J.S.P. - Quando o Sandro entrou para a banda disse-lhe: "Se vens à procura de dinheiro, esquece. Ponto número um se vieste para a música por dinheiro, escolheste mal. Se por isso escolheste Peste & Sida, ainda pior". Creio que essa é a nossa regra principal. Peste & Sida é amor à camisola. Regra número dois: tolerância e respeito a todos os níveis e ideias.

DOIS CONCERTOS EM LISBOA E PORTO CELEBRAM ANIVERSÁRIO

Verdadeira escola do punk rock ‘ à portuguesa’, os Peste & Sida formaram-se em 1986 (com João San Payo, João Pedro Almendra, Luís Varatojo e Fernando Raposo) e estrearam-se num concurso de bandas em Odivelas. Depois, passaram pela formação 15 músicos.

O único que resta da formação original é o baixista João San Payo (46 anos), que mantém agora os Peste & Sida vivos com João Alves (guitarra, 38 anos) e Sandro Dosha (bateria, 29 anos). Editaram sete álbuns de originais, duas compilações e assinaram temas emblemáticos e transversais, como ‘Bule, Bule’ ou ‘Sol da Caparica’.

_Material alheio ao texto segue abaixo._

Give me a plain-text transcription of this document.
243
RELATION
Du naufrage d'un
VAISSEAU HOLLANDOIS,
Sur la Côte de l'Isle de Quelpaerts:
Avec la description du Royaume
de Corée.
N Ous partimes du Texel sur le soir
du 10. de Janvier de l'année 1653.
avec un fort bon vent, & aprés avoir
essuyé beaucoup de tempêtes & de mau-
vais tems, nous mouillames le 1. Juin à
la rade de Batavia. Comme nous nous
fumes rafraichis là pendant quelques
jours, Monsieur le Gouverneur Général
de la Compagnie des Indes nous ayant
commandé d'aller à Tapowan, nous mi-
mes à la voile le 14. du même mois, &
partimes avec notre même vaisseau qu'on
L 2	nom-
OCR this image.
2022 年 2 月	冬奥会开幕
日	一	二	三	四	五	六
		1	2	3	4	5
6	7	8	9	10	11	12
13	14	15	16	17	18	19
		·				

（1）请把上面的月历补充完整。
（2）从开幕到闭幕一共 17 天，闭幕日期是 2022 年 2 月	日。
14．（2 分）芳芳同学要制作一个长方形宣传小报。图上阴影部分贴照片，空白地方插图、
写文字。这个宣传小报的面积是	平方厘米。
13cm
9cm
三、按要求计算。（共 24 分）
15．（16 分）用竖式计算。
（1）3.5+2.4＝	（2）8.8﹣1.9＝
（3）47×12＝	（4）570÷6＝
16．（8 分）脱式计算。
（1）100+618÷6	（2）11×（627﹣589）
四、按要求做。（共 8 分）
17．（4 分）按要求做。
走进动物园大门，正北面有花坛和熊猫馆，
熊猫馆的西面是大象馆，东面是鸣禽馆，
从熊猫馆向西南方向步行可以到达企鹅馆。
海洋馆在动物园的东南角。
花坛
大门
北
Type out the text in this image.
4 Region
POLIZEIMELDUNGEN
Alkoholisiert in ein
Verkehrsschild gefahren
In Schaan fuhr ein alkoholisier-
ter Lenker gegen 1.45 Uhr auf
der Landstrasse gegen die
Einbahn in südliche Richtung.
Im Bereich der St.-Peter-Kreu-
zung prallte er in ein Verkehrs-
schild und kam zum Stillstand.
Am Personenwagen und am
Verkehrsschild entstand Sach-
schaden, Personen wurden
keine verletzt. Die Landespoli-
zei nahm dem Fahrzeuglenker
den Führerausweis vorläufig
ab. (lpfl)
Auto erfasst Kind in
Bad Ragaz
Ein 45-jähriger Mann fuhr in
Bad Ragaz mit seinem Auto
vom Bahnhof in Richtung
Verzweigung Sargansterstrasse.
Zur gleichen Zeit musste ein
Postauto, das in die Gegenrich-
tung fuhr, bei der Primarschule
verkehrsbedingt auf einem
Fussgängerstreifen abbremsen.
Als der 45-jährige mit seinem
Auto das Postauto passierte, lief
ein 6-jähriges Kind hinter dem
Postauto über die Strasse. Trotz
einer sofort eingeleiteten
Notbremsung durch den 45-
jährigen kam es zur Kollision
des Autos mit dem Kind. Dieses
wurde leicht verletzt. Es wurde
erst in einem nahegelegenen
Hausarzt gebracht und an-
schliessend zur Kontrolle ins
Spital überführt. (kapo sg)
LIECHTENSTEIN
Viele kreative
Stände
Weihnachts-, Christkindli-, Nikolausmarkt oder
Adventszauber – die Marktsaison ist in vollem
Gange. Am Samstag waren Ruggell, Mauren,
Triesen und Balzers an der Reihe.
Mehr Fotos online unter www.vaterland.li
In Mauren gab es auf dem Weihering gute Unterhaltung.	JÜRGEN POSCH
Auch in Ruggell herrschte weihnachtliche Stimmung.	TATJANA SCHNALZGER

Em 1991, o grupo começou a ter uma actividade paralela sob o nome de Despe & Siga, interpretando versões em português de clássicos do rock. Durante algum tempo coexistiriam os Peste e os Despe, até que João San Payo entra em ruptura com os restantes membros do grupo por ser o único a querer manter os Peste & Sida. Tudo isto culminaria com uma paragem (1994) nas actividades dos Peste, que só em 2003 foram retomadas.

A data festiva vai ser celebrada com os fãs em dois concertos a acontecer na sexta-feira 13 de Abril, na República da Música, em Lisboa, e no Hard Club, no Porto, a 21 de Abril. Na prática serão concertos oferecidos a todos os fãs que, à entrada, adquirirem a biografia ‘Peste & Sida - 25 Anos de Veneno’, que inclui um CD tributo em que participam Vira Lata, Decreto 77, Barafunda Total, Galandum Galundaina e Xutos & Pontapés, entre outras.